Meiser also adapted the story as an episode of the American radio series The New Adventures of Sherlock Holmes that aired on 2 October 1939 (with Basil Rathbone as Holmes and Nigel Bruce as Watson), and another episode that aired on 14 December 1947 (with John Stanley as Holmes and Alfred Shirley as Watson).

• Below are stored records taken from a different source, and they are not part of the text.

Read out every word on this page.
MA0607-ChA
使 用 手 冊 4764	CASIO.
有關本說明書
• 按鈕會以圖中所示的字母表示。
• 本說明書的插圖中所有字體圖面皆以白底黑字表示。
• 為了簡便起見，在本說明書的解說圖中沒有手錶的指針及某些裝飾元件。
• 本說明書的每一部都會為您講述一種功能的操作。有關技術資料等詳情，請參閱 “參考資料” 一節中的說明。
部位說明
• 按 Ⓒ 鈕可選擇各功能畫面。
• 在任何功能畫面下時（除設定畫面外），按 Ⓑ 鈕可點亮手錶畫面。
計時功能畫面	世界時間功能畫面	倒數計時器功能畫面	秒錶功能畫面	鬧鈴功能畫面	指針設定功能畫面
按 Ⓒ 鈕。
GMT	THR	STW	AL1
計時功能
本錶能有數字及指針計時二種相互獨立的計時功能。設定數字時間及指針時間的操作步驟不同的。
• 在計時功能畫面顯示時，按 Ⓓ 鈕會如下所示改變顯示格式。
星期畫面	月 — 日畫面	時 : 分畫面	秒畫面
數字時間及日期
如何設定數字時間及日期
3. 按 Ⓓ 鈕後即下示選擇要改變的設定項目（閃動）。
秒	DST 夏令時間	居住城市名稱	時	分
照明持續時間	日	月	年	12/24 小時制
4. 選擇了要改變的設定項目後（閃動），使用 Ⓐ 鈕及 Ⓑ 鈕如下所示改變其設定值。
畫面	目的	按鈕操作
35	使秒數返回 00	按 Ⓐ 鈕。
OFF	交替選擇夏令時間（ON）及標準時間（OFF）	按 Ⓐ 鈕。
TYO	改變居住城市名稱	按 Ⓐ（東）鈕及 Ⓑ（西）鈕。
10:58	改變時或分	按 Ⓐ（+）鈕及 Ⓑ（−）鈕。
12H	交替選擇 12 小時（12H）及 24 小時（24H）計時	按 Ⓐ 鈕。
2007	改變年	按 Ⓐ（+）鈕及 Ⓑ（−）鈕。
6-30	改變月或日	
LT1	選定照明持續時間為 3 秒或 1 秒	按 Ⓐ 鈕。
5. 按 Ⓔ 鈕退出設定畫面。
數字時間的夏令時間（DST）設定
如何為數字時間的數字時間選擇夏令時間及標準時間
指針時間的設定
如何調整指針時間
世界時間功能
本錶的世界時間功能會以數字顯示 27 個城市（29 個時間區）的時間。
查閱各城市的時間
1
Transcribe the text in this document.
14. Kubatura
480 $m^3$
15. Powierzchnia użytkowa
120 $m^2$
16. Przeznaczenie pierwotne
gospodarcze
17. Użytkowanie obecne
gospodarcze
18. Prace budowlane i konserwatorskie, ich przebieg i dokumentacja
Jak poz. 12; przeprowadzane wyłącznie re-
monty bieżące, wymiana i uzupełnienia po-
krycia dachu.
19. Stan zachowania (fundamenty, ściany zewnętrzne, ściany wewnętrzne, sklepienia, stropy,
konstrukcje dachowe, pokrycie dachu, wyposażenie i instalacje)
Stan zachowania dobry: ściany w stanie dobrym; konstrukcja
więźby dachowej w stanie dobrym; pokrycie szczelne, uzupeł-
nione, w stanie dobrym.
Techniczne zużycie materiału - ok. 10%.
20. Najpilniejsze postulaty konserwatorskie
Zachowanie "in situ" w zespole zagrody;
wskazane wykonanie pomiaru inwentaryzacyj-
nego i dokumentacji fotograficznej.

A radio dramatisation of the story adapted by Michael Hardwick aired on the BBC Light Programme in 1964, as part of the 1952–1969 radio series starring Carleton Hobbs as Holmes and Norman Shelley as Watson.

"The Sussex Vampire" was dramatised for BBC Radio 4 in 1994 by Bert Coules as part of the 1989–1998 radio series starring Clive Merrison as Holmes and Michael Williams as Watson. It featured Michael Troughton as Robert Ferguson.

In 2012, the story was adapted for radio as an episode of The Classic Adventures of Sherlock Holmes, a series on the American radio show Imagination Theatre, with John Patrick Lowrie as Holmes and Lawrence Albert as Watson.

=== Television ===
In a 1993 televised adaptation of this case entitled The Last Vampyre, produced by Granada Television and starring Jeremy Brett as Sherlock Holmes, the case was altered. In the televised version, Holmes was called by the town vicar to investigate the death of the Ferguson baby, with the prime suspect being the newly arrived Mr. John Stockton, a man of eccentric behaviour descended from a local family rumoured to be vampires. During this investigation, it is revealed that Jack Ferguson, driven to delusions by the childhood accident which cost him the full use of his legs, has come to believe himself to be a vampire because of the power and fear such a creature inspires. He sees Stockton as a 'mentor' of sorts due to his seemingly vampire-like ability to charm women. The case concludes with Stockton dead in an accident; the villagers digging up Stockton's body and taking it to his family's old, burned-out house; Mrs. Ferguson's sucking blood from her maid's neck to remove poison introduced by Jack; Ferguson attempting to stake Stockton's corpse; and Jack throwing himself from the ruined Stockton house, believing he can fly as part of his delusion. When Holmes and Watson discuss the case as they wait for their train, Holmes suggests that the world may not be prepared for a report of this case.

An episode of the animated television series Sherlock Holmes in the 22nd Century was based on the story. The episode, titled "The Adventure of the Sussex Vampire Lot", first aired in 1999. In this story, Holmes, Watson, Lestrade, and the Baker Street Irregulars investigated a vampire draining data from computers. Also after the vampire is the clone of Professor Moriarty and his creator Fenwick who seek to recruit it to his side. After Moriarty and Fenwick evaded arrest, it is revealed that the vampire is a hacker named Amanda Wheelwright who was interfering with Moriarty's data theft using a vampire holographic avatar and restoring the deleted data when Moriarty wasn't a threat to the data. Holmes persuades Lestrade to have Amanda do community service as Amanda tells Holmes to keep Moriarty out of her life.

The 2018 Japanese television drama Miss Sherlock adapted "The Adventure of the Sussex Vampire" in season 1, episode 4 "The Wakasugi Family", setting it in modern-day Japan. The episode is fairly faithful to the original, but includes a secondary antagonist motivated by revenge.

===Books===
It was adapted into one of the books of the Hong Kong children's book series The Great Detective Sherlock Holmes, as "The Mystery of the Vampire" (吸血鬼之謎). It is Book #13 of the original Chinese version, and book #4 of the English version.

The work was adapted a crossover between Young Miss Holmes and Dance in the Vampire Bund.